Industrial control companies creating threat information sharing center
Private sector industrial control companies are moving to create an information sharing and control center to provide more protection against systemic cyber attacks on infrastructure systems from sophisticated malware, such as Flame, Duqu and Stuxnet.
The Industrial Controls Systems Information Sharing and Analysis Center (ICS ISAC) will provide deeper cross-industry alerting and threat communications among critical infrastructure companies, Chris Blask, ICS-ISAC chair told Government Security News in an interview. Blask is also the founder and chief executive officer at ICS Cybersecurity, Inc.
The ICS-ISAC was established by ICS Cybersecurity, but said it has support from industry organizations including SAIC, Yokogawa and Invensys.
Along with Blask, the ICS-ISAC’s managing council includes Sean McGurk, former director of the Department of Homeland Security’s Control System Security Program. McGurk recently joined ICS Cybersecurity and will lead policy development for the ICS-ISAC.
Vendors for control systems used in electric, water, gas, financial services, transportation and other vertical critical infrastructure sectors will increase collaboration on alerts and technical updates using the more horizontal, cross industry ICS ISAC, said Blask.
Stuxnet, Duqu and the recently-discovered Flame Cyber espionage weapon are the latest examples of the need for increased communications among infrastructure providers, he said. According to a recent DHS Control Systems Joint Working Group meeting, DHS officials said they had counted 106,000 incidents that led to more than 5,000 advisories in 2011.

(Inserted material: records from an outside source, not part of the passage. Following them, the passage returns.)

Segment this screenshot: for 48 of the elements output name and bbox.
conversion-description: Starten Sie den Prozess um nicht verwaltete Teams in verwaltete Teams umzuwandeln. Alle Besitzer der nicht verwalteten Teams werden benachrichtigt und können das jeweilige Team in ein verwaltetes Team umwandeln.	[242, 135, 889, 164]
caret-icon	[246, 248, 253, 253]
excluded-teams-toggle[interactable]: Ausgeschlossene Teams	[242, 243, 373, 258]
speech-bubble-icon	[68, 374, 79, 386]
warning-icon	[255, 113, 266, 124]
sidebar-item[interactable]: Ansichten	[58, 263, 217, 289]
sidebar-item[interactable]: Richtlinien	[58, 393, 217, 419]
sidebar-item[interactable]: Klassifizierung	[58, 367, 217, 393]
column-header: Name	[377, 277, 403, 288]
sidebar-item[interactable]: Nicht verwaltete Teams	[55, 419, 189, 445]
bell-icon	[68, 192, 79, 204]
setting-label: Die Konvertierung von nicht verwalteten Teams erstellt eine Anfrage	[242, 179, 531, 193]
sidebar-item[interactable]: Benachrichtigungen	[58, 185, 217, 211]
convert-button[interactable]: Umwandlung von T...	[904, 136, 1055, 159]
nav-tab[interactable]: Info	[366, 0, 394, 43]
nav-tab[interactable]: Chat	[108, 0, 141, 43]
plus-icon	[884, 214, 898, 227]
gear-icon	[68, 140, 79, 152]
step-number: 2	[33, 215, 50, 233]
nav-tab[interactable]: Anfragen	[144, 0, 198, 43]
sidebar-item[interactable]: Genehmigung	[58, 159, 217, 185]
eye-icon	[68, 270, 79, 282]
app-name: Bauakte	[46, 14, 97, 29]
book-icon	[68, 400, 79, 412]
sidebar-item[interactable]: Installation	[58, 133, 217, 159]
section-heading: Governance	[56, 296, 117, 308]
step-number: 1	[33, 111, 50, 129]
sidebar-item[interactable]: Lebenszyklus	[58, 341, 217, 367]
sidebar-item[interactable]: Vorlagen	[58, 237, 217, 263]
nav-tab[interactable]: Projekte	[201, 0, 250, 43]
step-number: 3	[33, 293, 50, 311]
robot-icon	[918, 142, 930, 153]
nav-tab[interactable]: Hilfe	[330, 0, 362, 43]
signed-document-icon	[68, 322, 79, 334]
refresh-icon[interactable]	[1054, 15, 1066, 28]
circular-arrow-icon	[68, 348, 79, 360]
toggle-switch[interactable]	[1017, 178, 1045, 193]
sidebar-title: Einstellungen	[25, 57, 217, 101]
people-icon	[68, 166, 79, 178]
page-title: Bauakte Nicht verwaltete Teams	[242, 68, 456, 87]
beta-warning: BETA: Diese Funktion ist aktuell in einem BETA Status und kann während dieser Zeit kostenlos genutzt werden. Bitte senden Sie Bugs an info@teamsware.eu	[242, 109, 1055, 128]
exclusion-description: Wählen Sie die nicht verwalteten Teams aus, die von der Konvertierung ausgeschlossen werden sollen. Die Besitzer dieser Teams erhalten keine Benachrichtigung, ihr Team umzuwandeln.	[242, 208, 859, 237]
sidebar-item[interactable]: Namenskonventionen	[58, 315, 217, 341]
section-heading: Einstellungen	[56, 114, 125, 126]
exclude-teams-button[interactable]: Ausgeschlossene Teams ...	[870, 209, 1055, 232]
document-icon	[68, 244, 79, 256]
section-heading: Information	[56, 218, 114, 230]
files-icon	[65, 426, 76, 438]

Stuxnet and Duqu led to the recognition of broader systemic vulnerabilities within critical infrastructure and the supporting ecosystems, which have been until recently largely disconnected, according to ICS Cybersecurity. Addressing the resiliency of these systems must occur at technical, organizational and policy levels, it said.
The ICS-ISAC is currently holding working groups to establish process and communications infrastructure, said Blask. While individual critical infrastructure areas have their own information-sharing efforts, the ICS-ISAC will increase communications horizontally, across industries, he said.
Vendors or infrastructure control systems don’t necessarily know who their end customers are, he added, since the systems and software used in them are often sold through third parties, which complicates updates. Software and other security updates could be disseminated more efficiently using the ISC-ISAC, rather than relying on individual ISACS in each sector, he said.
The group has been working to establish its own infrastructure, holding its initial meetings and working group sessions online in April, he said.